Why Every School Needs a Social Worker
The COVID-19 virus has spread through hundreds of thousands of bodies in New York City, but it has also seeped into our psyches.
As a nation, we now have suffered more deaths in the first few months of 2020 than the U.S. Armed Forces suffered in all the wars since the Korean War in 1952, 70 years ago.
Daily servings of death, fear, panic and social distancing — in real life or via news media — have already begun to yield a crisis in mental health. The suicide of Dr. Lorna Breen, an ER physician at New York-Presbyterian Allen Hospital is a tragic example.
The physical health effects will be with us for many months to come, even if they dip with warmer weather. The economic effects will last far longer. But the psychological effects will last longer still — perhaps even a lifetime — and are all the more pernicious for being invisible. And those psychological effects will impact children the most.

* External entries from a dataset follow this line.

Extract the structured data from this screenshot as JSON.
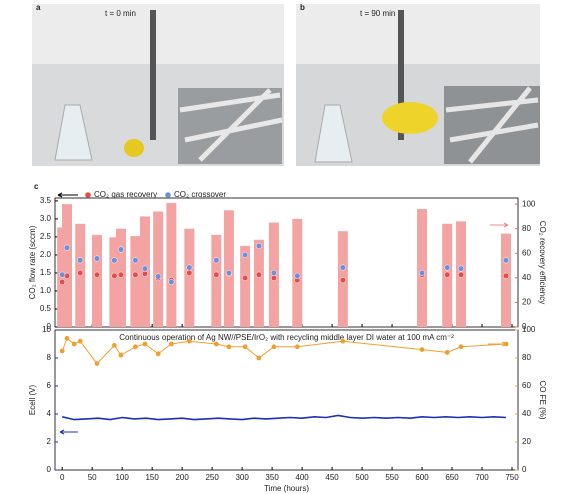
{
  "panels": [
    {
      "label": "a",
      "caption": "t = 0 min"
    },
    {
      "label": "b",
      "caption": "t = 90 min"
    }
  ],
  "panel_label": "c",
  "chart_data": [
    {
      "type": "bar",
      "ylabel": "CO₂ flow rate (sccm)",
      "y2label": "CO₂ recovery efficiency",
      "y_color": "#000000",
      "y2_color": "#e8605a",
      "x": [
        0,
        8,
        30,
        58,
        87,
        98,
        122,
        138,
        160,
        182,
        212,
        257,
        278,
        305,
        328,
        353,
        392,
        468,
        600,
        642,
        665,
        740
      ],
      "xlim": [
        -12,
        760
      ],
      "ylim": [
        0,
        3.58
      ],
      "yticks": [
        0,
        0.5,
        {
          "value": 1,
          "label": "1.0"
        },
        1.5,
        {
          "value": 2,
          "label": "2.0"
        },
        2.5,
        {
          "value": 3,
          "label": "3.0"
        },
        3.5
      ],
      "y2lim": [
        0,
        105
      ],
      "y2ticks": [
        0,
        20,
        40,
        60,
        80,
        100
      ],
      "series": [
        {
          "color": "#f4a3a3",
          "axis": "y2",
          "values": [
            81,
            100,
            84,
            75,
            73,
            80,
            74,
            90,
            94,
            101,
            80,
            75,
            95,
            66,
            71,
            85,
            88,
            78,
            96,
            84,
            86,
            76
          ]
        },
        {
          "name": "CO₂ gas recovery",
          "color": "#e84b4b",
          "values": [
            1.25,
            1.42,
            1.5,
            1.45,
            1.42,
            1.45,
            1.45,
            1.48,
            1.36,
            1.3,
            1.5,
            1.45,
            1.48,
            1.36,
            1.45,
            1.36,
            1.3,
            1.3,
            1.45,
            1.45,
            1.45,
            1.42
          ]
        },
        {
          "name": "CO₂ crossover",
          "color": "#6f90d8",
          "values": [
            1.45,
            2.2,
            1.85,
            1.9,
            1.85,
            2.15,
            1.85,
            1.62,
            1.4,
            1.25,
            1.65,
            1.85,
            1.5,
            2.0,
            2.25,
            1.5,
            1.42,
            1.65,
            1.5,
            1.65,
            1.62,
            1.85
          ]
        }
      ]
    },
    {
      "type": "line",
      "annotation": "Continuous operation of Ag NW//PSE/IrO₂ with recycling middle layer DI water at 100 mA cm⁻²",
      "xlabel": "Time (hours)",
      "ylabel": "Ecell (V)",
      "y2label": "CO FE (%)",
      "y_color": "#1c2fb8",
      "y2_color": "#f0a030",
      "xlim": [
        -12,
        760
      ],
      "xticks": [
        0,
        50,
        100,
        150,
        200,
        250,
        300,
        350,
        400,
        450,
        500,
        550,
        600,
        650,
        700,
        750
      ],
      "ylim": [
        0,
        10
      ],
      "yticks": [
        0,
        2,
        4,
        6,
        8,
        10
      ],
      "y2lim": [
        0,
        100
      ],
      "y2ticks": [
        0,
        20,
        40,
        60,
        80,
        100
      ],
      "series": [
        {
          "color": "#1c2fb8",
          "axis": "y",
          "x": [
            0,
            20,
            40,
            60,
            80,
            100,
            120,
            140,
            160,
            180,
            200,
            220,
            240,
            260,
            280,
            300,
            320,
            340,
            360,
            380,
            400,
            420,
            440,
            460,
            480,
            500,
            520,
            540,
            560,
            580,
            600,
            620,
            640,
            660,
            680,
            700,
            720,
            740
          ],
          "values": [
            3.8,
            3.6,
            3.65,
            3.7,
            3.6,
            3.75,
            3.65,
            3.7,
            3.6,
            3.65,
            3.7,
            3.6,
            3.65,
            3.7,
            3.65,
            3.6,
            3.7,
            3.65,
            3.7,
            3.75,
            3.7,
            3.8,
            3.75,
            3.9,
            3.75,
            3.7,
            3.75,
            3.7,
            3.75,
            3.7,
            3.8,
            3.75,
            3.8,
            3.75,
            3.8,
            3.75,
            3.8,
            3.75
          ]
        },
        {
          "color": "#f0a030",
          "axis": "y2",
          "x": [
            0,
            8,
            20,
            30,
            58,
            87,
            98,
            122,
            138,
            160,
            182,
            212,
            257,
            278,
            305,
            328,
            353,
            392,
            468,
            600,
            642,
            665,
            740
          ],
          "values": [
            85,
            94,
            90,
            92,
            76,
            89,
            82,
            88,
            90,
            83,
            90,
            92,
            90,
            88,
            88,
            80,
            88,
            88,
            92,
            86,
            84,
            88,
            90
          ]
        }
      ]
    }
  ]
}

Therapists will tell you that children who experience traumas often have difficulty identifying, expressing and managing emotions; they will internalize or externalize stress reactions, resulting in depression, anxiety or anger. At a minimum, many will just not have the words to describe what they’re feeling. Social workers are mental health professionals who can address those issues — and help relieve the pressures on already overworked educators and staff.
During the COVID crisis, one social worker was able to help a student who was faltering academically by helping that student self-advocate by video chat with all her teachers and make arrangements that enabled her to finish her work and pass her classes.
Greater Need
I’ve spent years urging the DOE to hire at least one social worker per public school. With 78% of the city's schoolchildren economically disadvantaged, and 10% living in shelters or other temporary housing, we had a real need for social workers before the pandemic hit.

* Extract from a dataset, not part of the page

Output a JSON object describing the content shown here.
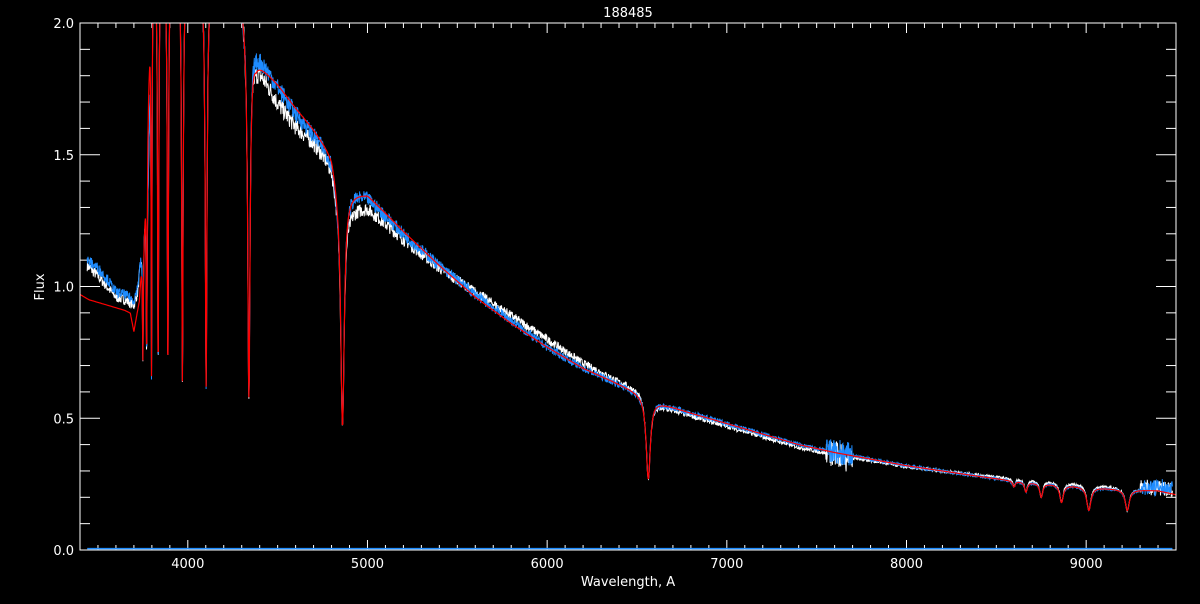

Last year, working with Council Member Mark Treyger, chair of the Council’s Education Committee, we succeeded in obtaining funding to hire 200 new social workers and continued baseline funding for 85 workers hired the previous year. But the need is far greater. The Independent Budget Office estimated last year that it would require $94 million to fund a worker in every school that did not currently have one — a total of 716 workers system wide.
But that was a quarter-loaf — not even a half. And one social worker per school only barely starts to meet the need; the National Association of Social Workers recommends one per 250 students (which would translate to 4,500 social workers serving the city’s student population of over 1.1 million). Now, as the aftermath of this pandemic unfolds and the economic aftershocks reverberate, one per school is a necessity.
The signal accomplishment of Mayor de Blasio has been getting universal Pre-K for New York City students up and running in his first year. Study after study has shown that the benefits of Pre-K are not just academic, and last well into adulthood. Pre-K students got better grades, sure, but also got sick less often, were unemployed less often, and less likely to be arrested. But the COVID crisis puts all these generational benefits at risk, just five years after Pre-K began.
This year, despite the massive budget pressures, we must add social workers to the educational mix — whether it comes from the well-intentioned Thrive program or elsewhere, and whether schools meet face to face in September or not.
The magnitude of the crisis we are facing — and the resources needed to manage its aftermath — requires us to do more than simply restore what existed before. Government must anticipate future needs and plan to meet them; that’s why the next city budget must include funding for one social worker per school. The care we provide city students now will be repaid for years to come.
Gale A. Brewer is Manhattan Borough President.